The Supreme Federal Court of Brazil (STF) decided to reject the judicial appeal filed by former President Luiz Inácio Lula da Silva to appeal while in freedom to a sentence for corruption that remains pending, so the former president should enter the prison and begin compliance of the sentence.
Lula, who enjoyed immense popularity after two terms at the head of the country between 2003 and 2010, was sentenced to 12 years in prison for helping the construction company OAS to obtain state tenders in exchange for the promise that he would receive a triplex department in first line of the beach.
The former leader has always maintained his innocence, noting that this case, like other corruption charges against him still pending trial, are attempts to keep him out of the presidential race. Despite the legal problems that have angered some Brazilians, polls indicates that Lula is the favorite to take power.
It is the second time that Lula has filed an appeal to avoid complying with the sentence. His first initiative received a setback in January, when an appeals court upheld the sentence and even extended from 9 to 12 the years he was supposed to spend in jail. This time it was not different and the highest court in Brazil, which met at 2:00 p.m. and finished at around 1:00 a.m., decided to reject the former president's request.
With 6 votes against and 5 in favor, the court gave its negative verdict to the habeas corpus presented by the defense, which argued that Lula should not yet comply with the sentence, because there are still many appeals to demand.

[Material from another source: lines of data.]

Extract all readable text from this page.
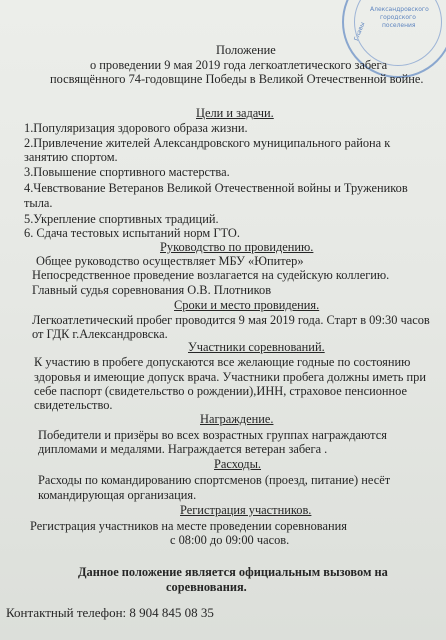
Александровского
городского
поселения
Главы
Положение
о проведении 9 мая 2019 года легкоатлетического забега
посвящённого 74-годовщине Победы в Великой Отечественной войне.
Цели и задачи.
1.Популяризация здорового образа жизни.
2.Привлечение жителей Александровского муниципального района к
занятию спортом.
3.Повышение спортивного мастерства.
4.Чевствование Ветеранов Великой Отечественной войны и Тружеников
тыла.
5.Укрепление спортивных традиций.
6. Сдача тестовых испытаний норм ГТО.
Руководство по провидению.
Общее руководство осуществляет МБУ «Юпитер»
Непосредственное проведение возлагается на судейскую коллегию.
Главный судья соревнования О.В. Плотников
Сроки и место провидения.
Легкоатлетический пробег проводится 9 мая 2019 года. Старт в 09:30 часов
от ГДК г.Александровска.
Участники соревнований.
К участию в пробеге допускаются все желающие годные по состоянию
здоровья и имеющие допуск врача. Участники пробега должны иметь при
себе паспорт (свидетельство о рождении),ИНН, страховое пенсионное
свидетельство.
Награждение.
Победители и призёры во всех возрастных группах награждаются
дипломами и медалями. Награждается ветеран забега .
Расходы.
Расходы по командированию спортсменов (проезд, питание) несёт
командирующая организация.
Регистрация участников.
Регистрация участников на месте проведении соревнования
с 08:00 до 09:00 часов.
Данное положение является официальным вызовом на
соревнования.
Контактный телефон: 8 904 845 08 35
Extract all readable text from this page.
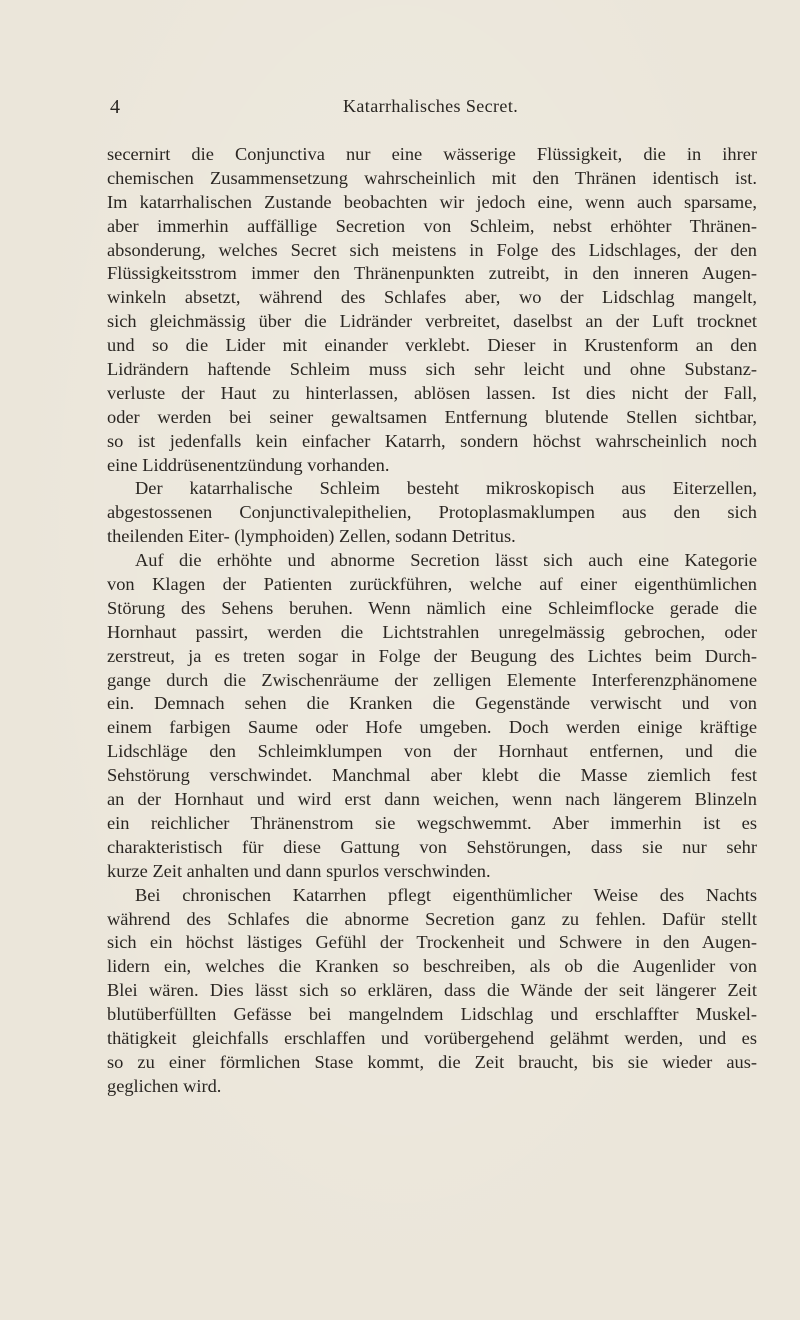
4	Katarrhalisches Secret.
secernirt die Conjunctiva nur eine wässerige Flüssigkeit, die in ihrer
chemischen Zusammensetzung wahrscheinlich mit den Thränen identisch ist.
Im katarrhalischen Zustande beobachten wir jedoch eine, wenn auch sparsame,
aber immerhin auffällige Secretion von Schleim, nebst erhöhter Thränen-
absonderung, welches Secret sich meistens in Folge des Lidschlages, der den
Flüssigkeitsstrom immer den Thränenpunkten zutreibt, in den inneren Augen-
winkeln absetzt, während des Schlafes aber, wo der Lidschlag mangelt,
sich gleichmässig über die Lidränder verbreitet, daselbst an der Luft trocknet
und so die Lider mit einander verklebt. Dieser in Krustenform an den
Lidrändern haftende Schleim muss sich sehr leicht und ohne Substanz-
verluste der Haut zu hinterlassen, ablösen lassen. Ist dies nicht der Fall,
oder werden bei seiner gewaltsamen Entfernung blutende Stellen sichtbar,
so ist jedenfalls kein einfacher Katarrh, sondern höchst wahrscheinlich noch
eine Liddrüsenentzündung vorhanden.
Der katarrhalische Schleim besteht mikroskopisch aus Eiterzellen,
abgestossenen Conjunctivalepithelien, Protoplasmaklumpen aus den sich
theilenden Eiter- (lymphoiden) Zellen, sodann Detritus.
Auf die erhöhte und abnorme Secretion lässt sich auch eine Kategorie
von Klagen der Patienten zurückführen, welche auf einer eigenthümlichen
Störung des Sehens beruhen. Wenn nämlich eine Schleimflocke gerade die
Hornhaut passirt, werden die Lichtstrahlen unregelmässig gebrochen, oder
zerstreut, ja es treten sogar in Folge der Beugung des Lichtes beim Durch-
gange durch die Zwischenräume der zelligen Elemente Interferenzphänomene
ein. Demnach sehen die Kranken die Gegenstände verwischt und von
einem farbigen Saume oder Hofe umgeben. Doch werden einige kräftige
Lidschläge den Schleimklumpen von der Hornhaut entfernen, und die
Sehstörung verschwindet. Manchmal aber klebt die Masse ziemlich fest
an der Hornhaut und wird erst dann weichen, wenn nach längerem Blinzeln
ein reichlicher Thränenstrom sie wegschwemmt. Aber immerhin ist es
charakteristisch für diese Gattung von Sehstörungen, dass sie nur sehr
kurze Zeit anhalten und dann spurlos verschwinden.
Bei chronischen Katarrhen pflegt eigenthümlicher Weise des Nachts
während des Schlafes die abnorme Secretion ganz zu fehlen. Dafür stellt
sich ein höchst lästiges Gefühl der Trockenheit und Schwere in den Augen-
lidern ein, welches die Kranken so beschreiben, als ob die Augenlider von
Blei wären. Dies lässt sich so erklären, dass die Wände der seit längerer Zeit
blutüberfüllten Gefässe bei mangelndem Lidschlag und erschlaffter Muskel-
thätigkeit gleichfalls erschlaffen und vorübergehend gelähmt werden, und es
so zu einer förmlichen Stase kommt, die Zeit braucht, bis sie wieder aus-
geglichen wird.
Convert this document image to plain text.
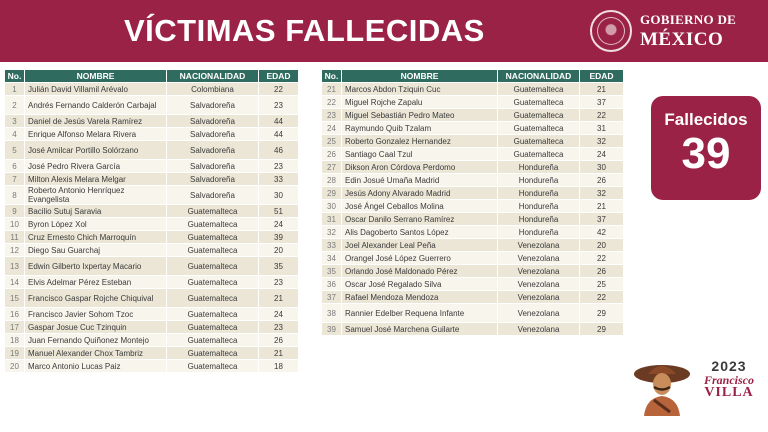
VÍCTIMAS FALLECIDAS	GOBIERNO DE
MÉXICO
No.	NOMBRE	NACIONALIDAD	EDAD
1	Julián David Villamil Arévalo	Colombiana	22
2	Andrés Fernando Calderón Carbajal	Salvadoreña	23
3	Daniel de Jesús Varela Ramírez	Salvadoreña	44
4	Enrique Alfonso Melara Rivera	Salvadoreña	44
5	José Amilcar Portillo Solórzano	Salvadoreña	46
6	José Pedro Rivera García	Salvadoreña	23
7	Milton Alexis Melara Melgar	Salvadoreña	33
8	Roberto Antonio Henríquez Evangelista	Salvadoreña	30
9	Bacilio Sutuj Saravia	Guatemalteca	51
10	Byron López Xol	Guatemalteca	24
11	Cruz Ernesto Chich Marroquín	Guatemalteca	39
12	Diego Sau Guarchaj	Guatemalteca	20
13	Edwin Gilberto Ixpertay Macario	Guatemalteca	35
14	Elvis Adelmar Pérez Esteban	Guatemalteca	23
15	Francisco Gaspar Rojche Chiquival	Guatemalteca	21
16	Francisco Javier Sohom Tzoc	Guatemalteca	24
17	Gaspar Josue Cuc Tzinquin	Guatemalteca	23
18	Juan Fernando Quiñonez Montejo	Guatemalteca	26
19	Manuel Alexander Chox Tambriz	Guatemalteca	21
20	Marco Antonio Lucas Paiz	Guatemalteca	18
No.	NOMBRE	NACIONALIDAD	EDAD
21	Marcos Abdon Tziquin Cuc	Guatemalteca	21
22	Miguel Rojche Zapalu	Guatemalteca	37
23	Miguel Sebastián Pedro Mateo	Guatemalteca	22
24	Raymundo Quib Tzalam	Guatemalteca	31
25	Roberto Gonzalez Hernandez	Guatemalteca	32
26	Santiago Caal Tzul	Guatemalteca	24
27	Dikson Aron Córdova Perdomo	Hondureña	30
28	Edin Josué Umaña Madrid	Hondureña	26
29	Jesús Adony Alvarado Madrid	Hondureña	32
30	José Ángel Ceballos Molina	Hondureña	21
31	Oscar Danilo Serrano Ramírez	Hondureña	37
32	Alis Dagoberto Santos López	Hondureña	42
33	Joel Alexander Leal Peña	Venezolana	20
34	Orangel José López Guerrero	Venezolana	22
35	Orlando José Maldonado Pérez	Venezolana	26
36	Oscar José Regalado Silva	Venezolana	25
37	Rafael Mendoza Mendoza	Venezolana	22
38	Rannier Edelber Requena Infante	Venezolana	29
39	Samuel José Marchena Guilarte	Venezolana	29
Fallecidos
39
2023
Francisco
VILLA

With this result, the former head of state would have to prove his innocence in prison, which will frustrate his intentions to campaign for the elections on October 5. This, because although Lula can present more similar resources, the Brazilian law could force him to start serving his sentence, as ordered by the judge in charge of the Car Wash operation, Sergio Moro -who condemned him- and other magistrates. .
However, although the Supreme Court is the country's main court, Lula is not going to enter the prison immediately. The former president still has until April 10 to file an appeal before the court of Porto Alegre, but legal experts agree that this stage is a formality and that the probability of success is minimal.
Lula has not stopped campaigning throughout his legal battle, criticizing his detractors and promising not to surrender. Last week, at a stop in the southern state of Paraná, where he was convicted by Moro, two of his convoy's vehicles were hit by gunfire, which caused no injuries.
Independently of his judicial situation, Lula's nomination to the Presidency will be settled in August, when the Supreme Electoral Tribunal (STE) admits or rejects the candidacies. In principle, the candidacy of Lula would be unfeasible, because the law provides that a person convicted in the second instance can not stand for an elective office. But, according to specialists in electoral law, it could also present its candidacy protected in precautionary measures of higher courts.